Writing specific objects only🔗
The SimpleWriter creates an OSM data file by directly writing out any OSM object that it receives in the chosen format.
Writing reference-complete files🔗
The BackReferenceWriter will make sure that the file that is written out is reference-complete, meaning all objects that are directly referenced by the object written are added to the output file as well. This is needed when you want to make sure that geometries can be recreated from the object in the file.
Creating a file with backward references is a two-stage process: while the
writer is open, it will write all objects received through one of the add_*()
functions into a temporary file and keeps a record of which objects are needed
to make the file reference-complete.
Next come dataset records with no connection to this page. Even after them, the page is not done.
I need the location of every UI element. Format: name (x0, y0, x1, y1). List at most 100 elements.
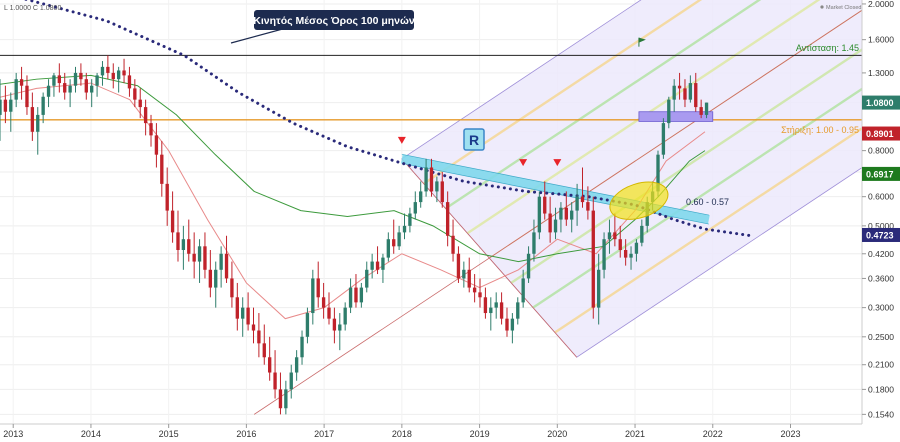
candle-down (19, 66, 24, 100)
candle-body (467, 269, 471, 288)
candle-body (127, 75, 132, 89)
candle-up (532, 219, 536, 262)
candle-body (629, 253, 633, 258)
candle-up (462, 261, 466, 288)
price-tag-box (862, 126, 900, 141)
x-tick-label: 2015 (159, 429, 179, 439)
candle-body (688, 83, 693, 100)
candle-down (165, 167, 169, 226)
candle-down (564, 191, 568, 226)
candle-down (122, 58, 126, 84)
x-tick-label: 2020 (547, 429, 567, 439)
candle-body (284, 389, 288, 409)
candle-up (214, 261, 218, 308)
candle-body (623, 249, 628, 258)
candle-down (25, 75, 29, 115)
candle-body (63, 83, 67, 93)
candle-body (46, 85, 51, 97)
trendline-r-badge-box (463, 128, 485, 151)
candle-body (575, 196, 579, 211)
candle-body (95, 75, 99, 86)
candle-body (208, 269, 213, 288)
candle-up (413, 191, 417, 220)
candle-down (273, 350, 277, 399)
candle-up (9, 92, 13, 132)
candle-up (73, 66, 78, 93)
candle-body (478, 292, 482, 298)
candle-body (57, 75, 62, 84)
candle-body (472, 287, 477, 293)
candle-up (36, 107, 40, 155)
candle-up (386, 232, 391, 262)
candle-up (575, 183, 579, 226)
candle-body (456, 253, 461, 279)
candle-down (499, 292, 504, 325)
candle-up (14, 72, 18, 108)
candle-body (3, 99, 8, 112)
x-tick-label: 2019 (470, 429, 490, 439)
candle-body (618, 239, 622, 250)
candle-body (138, 99, 142, 108)
price-tag-label: 0.8901 (866, 129, 894, 139)
time-axis-background (0, 424, 900, 442)
candle-up (219, 246, 223, 288)
candle-up (521, 269, 525, 308)
price-axis-background (862, 0, 900, 424)
y-tick-label: 0.1800 (868, 384, 894, 394)
pitchfork-level (532, 87, 862, 309)
candle-up (704, 102, 709, 119)
sell-marker-triangle (397, 136, 406, 144)
zone-label: 0.60 - 0.57 (686, 197, 729, 207)
candle-down (138, 88, 142, 119)
candle-up (95, 72, 99, 97)
candle-body (160, 154, 164, 184)
candle-down (154, 123, 159, 168)
candle-body (343, 307, 347, 325)
candle-up (494, 292, 498, 319)
price-tag-box (862, 227, 900, 242)
candle-up (688, 75, 693, 103)
candle-body (543, 196, 547, 214)
ma-green-line (0, 74, 706, 263)
candle-down (57, 63, 62, 93)
candle-body (381, 257, 385, 270)
candle-down (278, 372, 283, 415)
candle-body (483, 297, 488, 314)
candle-down (429, 158, 434, 197)
candle-body (354, 287, 358, 303)
candle-down (591, 196, 595, 319)
candle-body (68, 85, 72, 93)
candle-body (699, 107, 703, 115)
flag-icon (638, 37, 646, 43)
candle-body (170, 210, 175, 233)
candle-down (268, 336, 272, 381)
price-tag-box (862, 166, 900, 181)
candle-body (262, 343, 266, 358)
candle-body (316, 278, 320, 298)
candle-down (149, 114, 153, 147)
candle-up (526, 246, 531, 283)
candle-up (241, 297, 245, 337)
candle-up (294, 350, 299, 381)
candle-up (553, 207, 558, 240)
candle-down (332, 307, 337, 344)
candle-down (580, 167, 585, 208)
pitchfork-overlay (253, 0, 862, 415)
candle-down (440, 171, 444, 208)
candle-up (381, 253, 385, 283)
candle-down (618, 225, 622, 258)
candle-body (143, 107, 148, 124)
resistance-label: Αντίσταση: 1.45 (796, 43, 859, 53)
time-axis-ticks: 2013 2014 2015 2016 2017 2018 2019 2020 2021 2022… (3, 424, 801, 439)
candle-body (537, 196, 542, 233)
support-zone-ellipse (609, 181, 669, 220)
candle-body (548, 213, 552, 233)
candle-body (246, 307, 250, 325)
candle-down (127, 66, 132, 97)
candle-body (332, 318, 337, 331)
candle-body (526, 253, 531, 279)
candle-body (348, 287, 353, 308)
candle-body (516, 302, 520, 319)
candle-up (408, 207, 412, 233)
candle-body (656, 154, 660, 192)
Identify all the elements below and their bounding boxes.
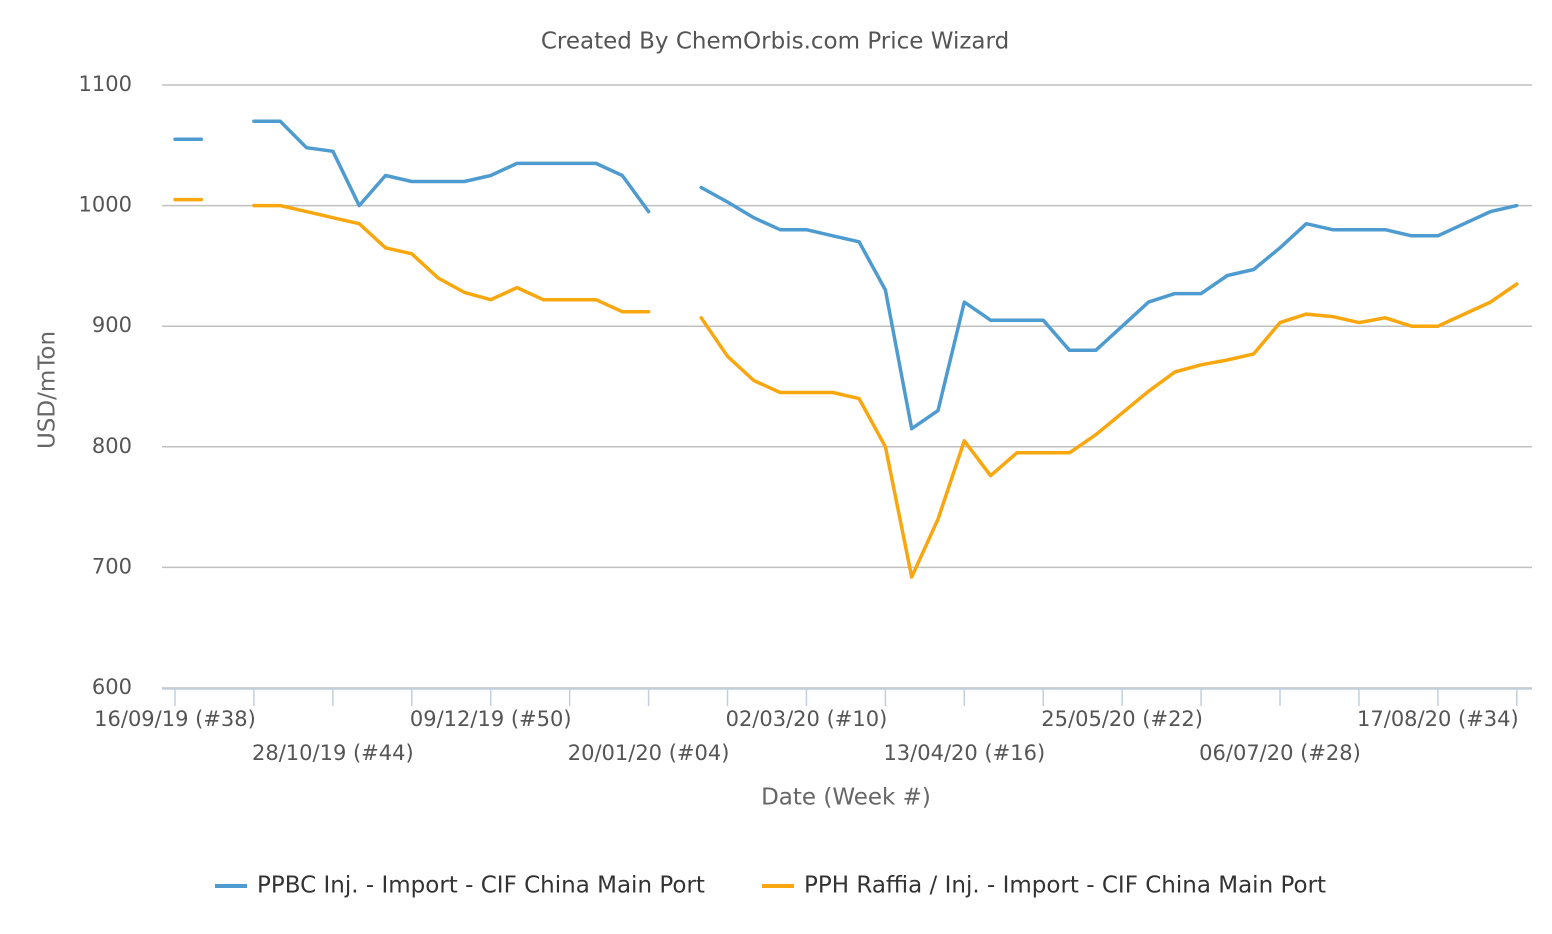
y-tick-label: 600 bbox=[92, 675, 132, 699]
x-tick-label: 16/09/19 (#38) bbox=[94, 707, 256, 731]
y-tick-label: 1000 bbox=[79, 193, 132, 217]
y-tick-label: 800 bbox=[92, 434, 132, 458]
x-tick-label: 28/10/19 (#44) bbox=[252, 741, 414, 765]
x-tick-label: 20/01/20 (#04) bbox=[568, 741, 730, 765]
x-axis-label: Date (Week #) bbox=[761, 785, 931, 811]
chart-title: Created By ChemOrbis.com Price Wizard bbox=[541, 29, 1009, 55]
y-tick-label: 900 bbox=[92, 313, 132, 337]
x-tick-label: 17/08/20 (#34) bbox=[1357, 707, 1519, 731]
x-tick-label: 09/12/19 (#50) bbox=[410, 707, 572, 731]
legend-label: PPBC Inj. - Import - CIF China Main Port bbox=[257, 873, 705, 899]
y-tick-label: 700 bbox=[92, 554, 132, 578]
x-tick-label: 13/04/20 (#16) bbox=[883, 741, 1045, 765]
y-tick-label: 1100 bbox=[79, 72, 132, 96]
x-tick-label: 06/07/20 (#28) bbox=[1199, 741, 1361, 765]
line-series bbox=[173, 119, 1519, 431]
y-axis-label: USD/mTon bbox=[35, 331, 61, 449]
legend-label: PPH Raffia / Inj. - Import - CIF China M… bbox=[804, 873, 1326, 899]
x-tick-label: 02/03/20 (#10) bbox=[726, 707, 888, 731]
line-series bbox=[173, 197, 1519, 579]
x-tick-label: 25/05/20 (#22) bbox=[1041, 707, 1203, 731]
Once the writer is closed, it collects the
missing object from a given reference file, merges them with the data from
the temporary file and writes out the final result.
Writing files with forward references🔗
The ForwardReferenceWriter completes the written objects with forward references. This is particularly useful when creating geographic extracts of any kind: one selects the node of interest in a particular area and then lets the ForwardReferenceWriter complete the ways and relations referring to the nodes.
Files written by the ForwardReferenceWriter are not necessarily reference-complete. That is easy to see when considering the example of the geographic extract: there may be ways in the area that cross the boundary of the area chosen but only the nodes within the area are written out. This might be useful in many situations as the way would be simply seem to be cut on the area of interest. However, it has the disadvantage that some objects will get invalid geometries, especially when they represent areas.
The other thing to consider during forward completion are indirect references. When completing relations indirectly referenced through ways or other relations, then the resulting file can become big very quickly. For example, a seemingly small extract of the city of Strasbourg can suddenly contain not only the relations for France and Germany but also electoral boundaries and entire timezones. For that reason, when forward-completing relations, it is not recommended to use backward completion.